白弟仍是冷笑,林云繼續道:“五行宗中,屬你森木峰勢力卑微,若是選擇它峰,冷無心定然不會將之處死,那我們的計謀便會施展不開,是以便選到你白弟!”
“哼哼,你們可真看得起我啊?”
白弟冷然道。
林云道:“當然,我們也是極其看中白公子的,若是你能棄暗投明,我們…”
說未說完,白弟已然打斷,冷冷的道:“住口!什么棄暗投明?哼哼!我白弟身為修道正統,焉能與你們魔教之人為伍?”
林云笑笑,不再言語。
“人算不如天算,任你們算無遺露,你最后不是與我一道被關于此?”
白弟忽然笑道。
林云聞后,忽然大罵,道:“呸!黃芊芊這小丫頭片子,竟敢陰我?他日我定不饒你!”
白弟聞后無聲的笑了,看著林云在屋里一邊走動,口中不住的大罵黃芊芊。
“嗯?不對!”
林云忽然停止咒罵,停下身來,怔在原地,似乎若有所思,良久過后,忽然又道:“白弟,聽說你曾與她一道落難過?說起來,你們也是共同患過難了,難怪她會如此啊?卻是那小妮子喜歡上你了!”

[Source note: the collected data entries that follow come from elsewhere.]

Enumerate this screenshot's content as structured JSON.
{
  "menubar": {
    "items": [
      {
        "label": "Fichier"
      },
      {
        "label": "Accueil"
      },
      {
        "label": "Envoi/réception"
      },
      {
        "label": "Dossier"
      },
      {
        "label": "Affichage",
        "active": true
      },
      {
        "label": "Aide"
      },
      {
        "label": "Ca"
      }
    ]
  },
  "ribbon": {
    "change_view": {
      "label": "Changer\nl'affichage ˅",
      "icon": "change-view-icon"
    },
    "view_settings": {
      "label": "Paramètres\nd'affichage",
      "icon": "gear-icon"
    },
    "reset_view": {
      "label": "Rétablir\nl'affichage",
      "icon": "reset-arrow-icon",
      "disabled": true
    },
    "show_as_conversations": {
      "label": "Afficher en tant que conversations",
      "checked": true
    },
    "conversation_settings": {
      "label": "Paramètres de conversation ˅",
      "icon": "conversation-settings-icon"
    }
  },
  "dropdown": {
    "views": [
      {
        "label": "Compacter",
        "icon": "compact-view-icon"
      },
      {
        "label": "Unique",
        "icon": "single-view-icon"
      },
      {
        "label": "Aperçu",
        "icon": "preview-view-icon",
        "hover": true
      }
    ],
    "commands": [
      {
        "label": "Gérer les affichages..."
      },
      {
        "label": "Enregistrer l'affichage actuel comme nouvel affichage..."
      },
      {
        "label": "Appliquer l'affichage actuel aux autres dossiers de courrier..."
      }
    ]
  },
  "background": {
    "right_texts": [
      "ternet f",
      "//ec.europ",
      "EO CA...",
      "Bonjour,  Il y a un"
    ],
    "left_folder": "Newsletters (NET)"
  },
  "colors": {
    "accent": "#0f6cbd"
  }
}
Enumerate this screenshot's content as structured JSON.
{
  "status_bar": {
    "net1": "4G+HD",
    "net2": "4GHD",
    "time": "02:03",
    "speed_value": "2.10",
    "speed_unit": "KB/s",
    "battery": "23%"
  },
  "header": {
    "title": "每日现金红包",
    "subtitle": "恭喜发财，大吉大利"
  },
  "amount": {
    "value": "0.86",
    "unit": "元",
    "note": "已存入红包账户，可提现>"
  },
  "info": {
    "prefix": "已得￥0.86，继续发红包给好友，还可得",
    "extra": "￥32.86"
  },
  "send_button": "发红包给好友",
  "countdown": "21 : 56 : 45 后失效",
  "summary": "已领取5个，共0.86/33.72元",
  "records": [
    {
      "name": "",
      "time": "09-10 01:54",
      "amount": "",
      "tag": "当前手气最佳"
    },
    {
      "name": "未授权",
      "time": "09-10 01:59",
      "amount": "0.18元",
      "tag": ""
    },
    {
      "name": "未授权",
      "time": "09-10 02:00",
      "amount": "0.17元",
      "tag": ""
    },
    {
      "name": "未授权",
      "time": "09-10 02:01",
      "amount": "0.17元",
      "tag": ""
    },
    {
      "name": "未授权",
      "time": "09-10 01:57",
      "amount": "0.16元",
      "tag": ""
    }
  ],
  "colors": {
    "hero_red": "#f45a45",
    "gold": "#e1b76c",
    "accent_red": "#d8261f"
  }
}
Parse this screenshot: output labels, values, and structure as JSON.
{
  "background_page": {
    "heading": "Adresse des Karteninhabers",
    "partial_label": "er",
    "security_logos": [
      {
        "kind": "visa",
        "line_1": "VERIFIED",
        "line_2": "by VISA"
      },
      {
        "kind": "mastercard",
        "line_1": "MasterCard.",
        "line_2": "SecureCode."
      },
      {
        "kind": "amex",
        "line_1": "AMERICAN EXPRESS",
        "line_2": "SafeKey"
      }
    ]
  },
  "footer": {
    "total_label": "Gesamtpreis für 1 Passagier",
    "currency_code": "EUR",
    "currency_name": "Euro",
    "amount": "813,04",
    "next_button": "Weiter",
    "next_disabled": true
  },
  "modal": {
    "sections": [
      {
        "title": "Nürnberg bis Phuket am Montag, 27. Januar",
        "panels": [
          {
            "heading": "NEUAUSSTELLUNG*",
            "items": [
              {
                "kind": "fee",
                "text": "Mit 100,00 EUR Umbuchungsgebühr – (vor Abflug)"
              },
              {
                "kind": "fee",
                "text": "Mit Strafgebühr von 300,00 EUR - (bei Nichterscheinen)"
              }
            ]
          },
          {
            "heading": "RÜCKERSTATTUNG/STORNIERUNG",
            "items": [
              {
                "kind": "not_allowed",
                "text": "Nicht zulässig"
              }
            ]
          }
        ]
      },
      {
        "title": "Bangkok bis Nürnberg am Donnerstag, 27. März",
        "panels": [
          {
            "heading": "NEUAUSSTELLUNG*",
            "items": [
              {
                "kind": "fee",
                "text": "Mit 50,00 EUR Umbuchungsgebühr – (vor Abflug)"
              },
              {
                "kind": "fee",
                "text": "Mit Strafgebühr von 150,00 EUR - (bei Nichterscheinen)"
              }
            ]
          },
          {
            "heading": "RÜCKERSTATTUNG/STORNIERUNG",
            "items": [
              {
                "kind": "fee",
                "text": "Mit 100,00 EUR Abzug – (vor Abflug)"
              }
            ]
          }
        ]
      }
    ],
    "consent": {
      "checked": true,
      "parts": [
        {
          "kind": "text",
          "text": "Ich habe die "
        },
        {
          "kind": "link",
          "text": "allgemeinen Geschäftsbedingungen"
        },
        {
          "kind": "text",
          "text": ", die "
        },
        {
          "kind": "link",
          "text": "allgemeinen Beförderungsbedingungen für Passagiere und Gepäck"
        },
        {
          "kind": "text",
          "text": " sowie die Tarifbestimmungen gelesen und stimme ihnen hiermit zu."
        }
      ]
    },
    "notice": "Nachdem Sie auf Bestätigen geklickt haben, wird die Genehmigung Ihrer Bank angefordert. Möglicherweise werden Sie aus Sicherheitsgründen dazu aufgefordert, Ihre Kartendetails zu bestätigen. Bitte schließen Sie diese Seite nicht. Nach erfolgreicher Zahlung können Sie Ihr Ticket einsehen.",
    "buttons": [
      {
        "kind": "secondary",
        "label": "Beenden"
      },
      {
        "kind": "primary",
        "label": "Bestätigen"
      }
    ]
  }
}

白弟聞后大駭,雙腳忍不住向后倒退兩步,怒力定了定心神,張口欲辯,后轉念一想,又閉口不語,后來索性盤膝坐在地上,將雙眼一閉,佯裝打坐。
林云見說了許久,白弟仍是不睬,頗覺無趣,這此也感覺口中陣陣干燥,便向著窗外扯脖子喊道:“喂!快給送壺茶水來,本公子口渴了!”
話音剛落,只聽窗外傳來一嬌喝叱罵聲來。
“哼!魔教奸細,渴死你算了!”
林云聞后將雙肩一聳,苦笑一聲,索性亦如白弟一般,靜坐在地。